Florence Nightingale never married, but the Lady of the Lamp did have a lasting love– with a Canadian connection.

In the 1830s, Nightingale and her cousin, the Reverend John Smithurst, fell in love while still in their teens. However, since they were first cousins, their parents forbade them to marry. Nightingale is reputed to have told her cousin, “John, I would like you to be a missionary to the Indians in North America.”

Smithurst went to Lord Selkirk’s Red River Settlement, now Winnipeg, Manitoba. After 12 years, he returned to England still hoping to marry Florence, but the two families had not changed their minds.

A year later, Smithurst returned to Upper Canada as rector of St. John’s the Evangelist (Anglican) church in the picturesque Ontario village of Elora.  Florence made it known that if she couldn’t marry Smithurst she’d marry no one, and devoted herself to the study and practice of nursing.

Never met again
The two star-crossed lovers were never to meet again.

In 1852, before leaving for the Crimea with her band of nurses, Florence sent her lost love a silver communion service. On the underside of the pat is an engraved inscription in Latin, which says, in part: “To Reverend John Smithurst, a very dear friend, in grateful recognition of his many kindnesses. AD 1852.”
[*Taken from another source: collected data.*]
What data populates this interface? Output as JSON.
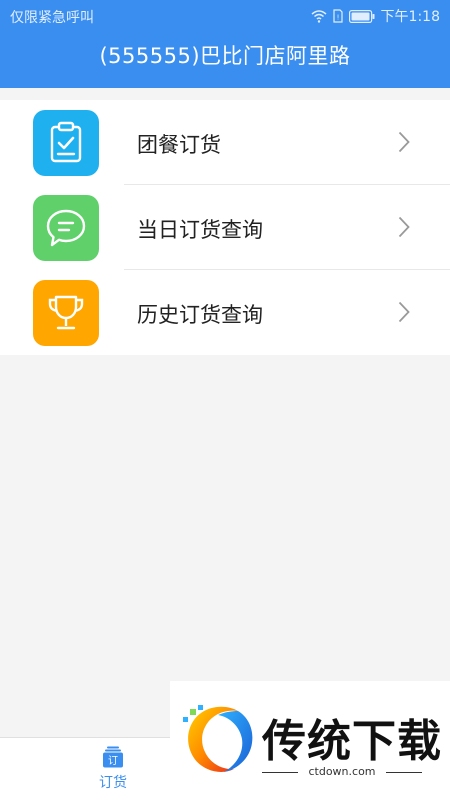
{
  "status_bar": {
    "left_text": "仅限紧急呼叫",
    "time": "下午1:18"
  },
  "header": {
    "title": "(555555)巴比门店阿里路"
  },
  "menu": {
    "items": [
      {
        "label": "团餐订货",
        "icon": "clipboard-check-icon",
        "color": "#1fb1ef"
      },
      {
        "label": "当日订货查询",
        "icon": "chat-bubble-icon",
        "color": "#5fd06a"
      },
      {
        "label": "历史订货查询",
        "icon": "trophy-icon",
        "color": "#ffa600"
      }
    ]
  },
  "tabbar": {
    "tabs": [
      {
        "label": "订货",
        "icon_text": "订",
        "active": true
      }
    ]
  },
  "watermark": {
    "text": "传统下载",
    "domain": "ctdown.com"
  },
  "colors": {
    "primary": "#3a8ef0",
    "background": "#f4f4f4"
  }
}
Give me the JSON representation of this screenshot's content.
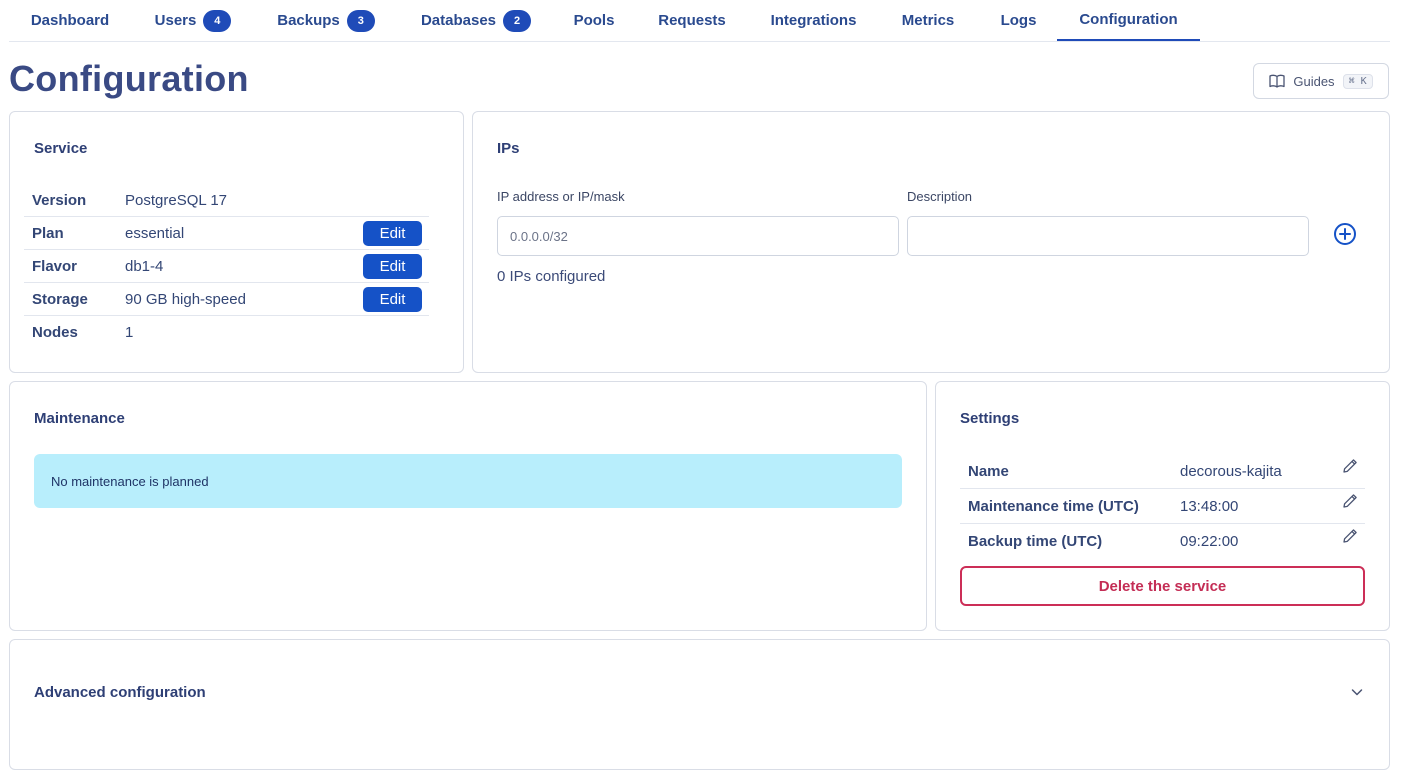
{
  "tabs": [
    {
      "label": "Dashboard",
      "badge": ""
    },
    {
      "label": "Users",
      "badge": "4"
    },
    {
      "label": "Backups",
      "badge": "3"
    },
    {
      "label": "Databases",
      "badge": "2"
    },
    {
      "label": "Pools",
      "badge": ""
    },
    {
      "label": "Requests",
      "badge": ""
    },
    {
      "label": "Integrations",
      "badge": ""
    },
    {
      "label": "Metrics",
      "badge": ""
    },
    {
      "label": "Logs",
      "badge": ""
    },
    {
      "label": "Configuration",
      "badge": "",
      "active": true
    }
  ],
  "page": {
    "title": "Configuration"
  },
  "guides": {
    "label": "Guides",
    "shortcut": "⌘ K",
    "icon": "book-icon"
  },
  "service": {
    "title": "Service",
    "rows": [
      {
        "label": "Version",
        "value": "PostgreSQL 17"
      },
      {
        "label": "Plan",
        "value": "essential",
        "action": "Edit"
      },
      {
        "label": "Flavor",
        "value": "db1-4",
        "action": "Edit"
      },
      {
        "label": "Storage",
        "value": "90 GB high-speed",
        "action": "Edit"
      },
      {
        "label": "Nodes",
        "value": "1"
      }
    ]
  },
  "ips": {
    "title": "IPs",
    "ip_label": "IP address or IP/mask",
    "ip_placeholder": "0.0.0.0/32",
    "desc_label": "Description",
    "desc_placeholder": "",
    "count_text": "0 IPs configured",
    "add_icon": "plus-circle-icon"
  },
  "maintenance": {
    "title": "Maintenance",
    "message": "No maintenance is planned"
  },
  "settings": {
    "title": "Settings",
    "rows": [
      {
        "label": "Name",
        "value": "decorous-kajita"
      },
      {
        "label": "Maintenance time (UTC)",
        "value": "13:48:00"
      },
      {
        "label": "Backup time (UTC)",
        "value": "09:22:00"
      }
    ],
    "edit_icon": "pencil-icon",
    "delete_label": "Delete the service"
  },
  "advanced": {
    "title": "Advanced configuration",
    "icon": "chevron-down-icon"
  },
  "colors": {
    "accent": "#1552c7",
    "danger": "#cc2e57",
    "info_bg": "#b8eefc",
    "title": "#3a4a84"
  }
}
Shortly after the Crimean War ended, Smithurst retired to a farm near Minto, Ontario, which he named “Lea Hurst” after the Nightingale home in Derbyshire. He died in Elora in 1867. Florence lived until 1910. Neither ever married.

The communion service has been on display at St. John’s Church ever since, except for a month in 1991 when it was stolen, then subsequently recovered.

“We don’t use it now,” says Canon Robert Hulse, rector at St. John’s. “It’s locked in a velvet-lined glass vault for everyone to see, but not touch.”